Comparing the electrochemical mechanisms and microhardness of Ni electrodepositions on multilayer Mo/Si and monolayer Pt films at different temperatures

Abstract

Recently, Ni electroforming is playing an indispensable role in modern optical manufacturing, and multilayer molybdenum/silicon (Mo/Si) film is a promising reflective material with potential applications in soft X–ray/EUV microscopy and astrophysical research. Therefore, the multilayer Mo/Si mirrors (MLMs) fabricated by Ni electroforming is highly expected, where the electrochemical process and deposition quality need to be clarified firstly. In this study, the temperature impacts on the electrochemical reaction dynamics and nucleation mechanisms of Ni electrodepositions on multilayer Mo/Si and monolayer Pt films were compared, and the variations in crystallization growth and microhardness were further discussed. The results showed that the apparent activation energy of Ni electrodepositions on Mo/Si and Pt films was 24.36 kJ/mol and 17.69 kJ/mol, respectively, while the increase in temperature had the similar depolarization influence on both films by positively shifting the reduction potential.
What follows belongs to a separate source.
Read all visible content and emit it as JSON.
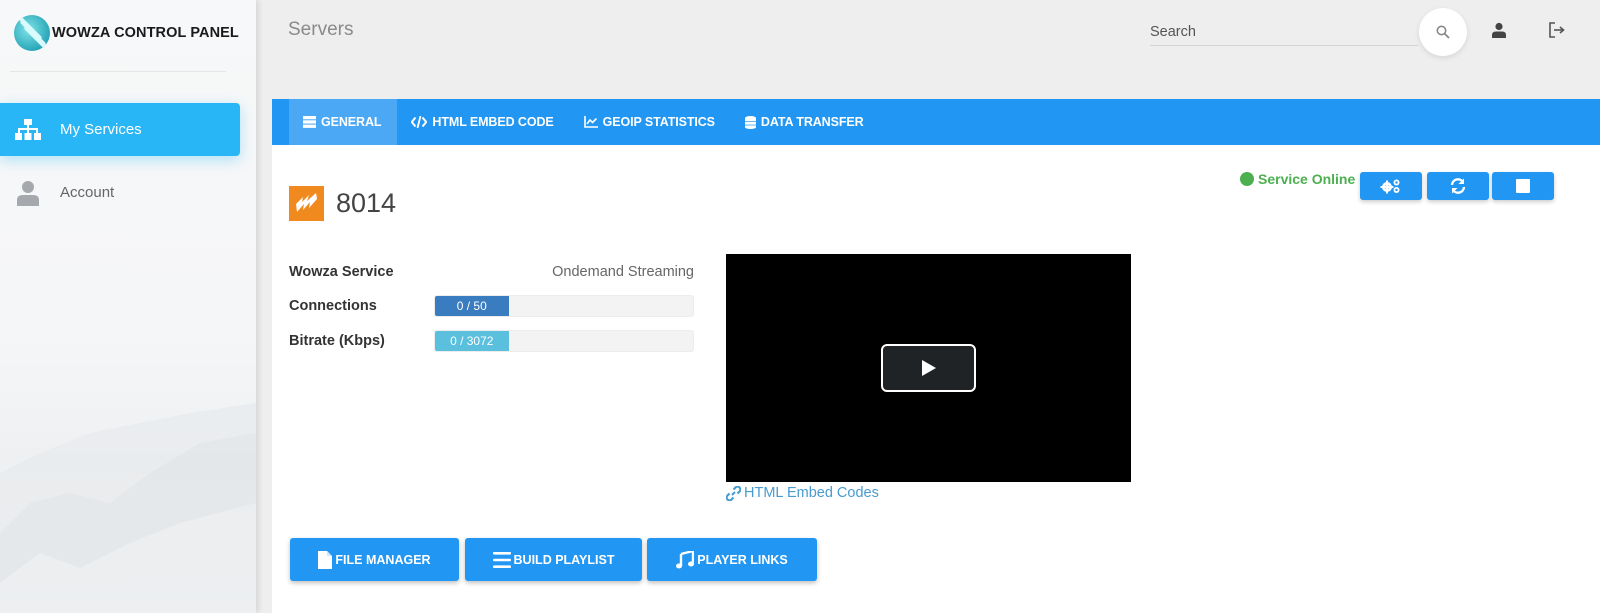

In the meanwhile, the 3D instantaneous mechanism remained as the initial nucleation mode for Ni electrodepositions on multilayer Mo/Si film, while as temperature rose, the grain growth gradually changed from a highly coarse and large–sized pyramidal structure to a more refined cluster mode. Nevertheless, the grain texture for Ni electrodepositions on monolayer Pt film evolved from a regularly cone shape to an unevenly elliptical colony–like morphology, primarily ascribed to the progressive nucleation procedure along with higher hydrogen evolution at elevated temperature. Consequently, the appropriate increase in deposition temperature effectively encouraged the rapid development of particular crystal planes and modified the microscopic quality of microhardness, which provided a reference for optimizing fabrication of metallic mirror based on Ni electroforming.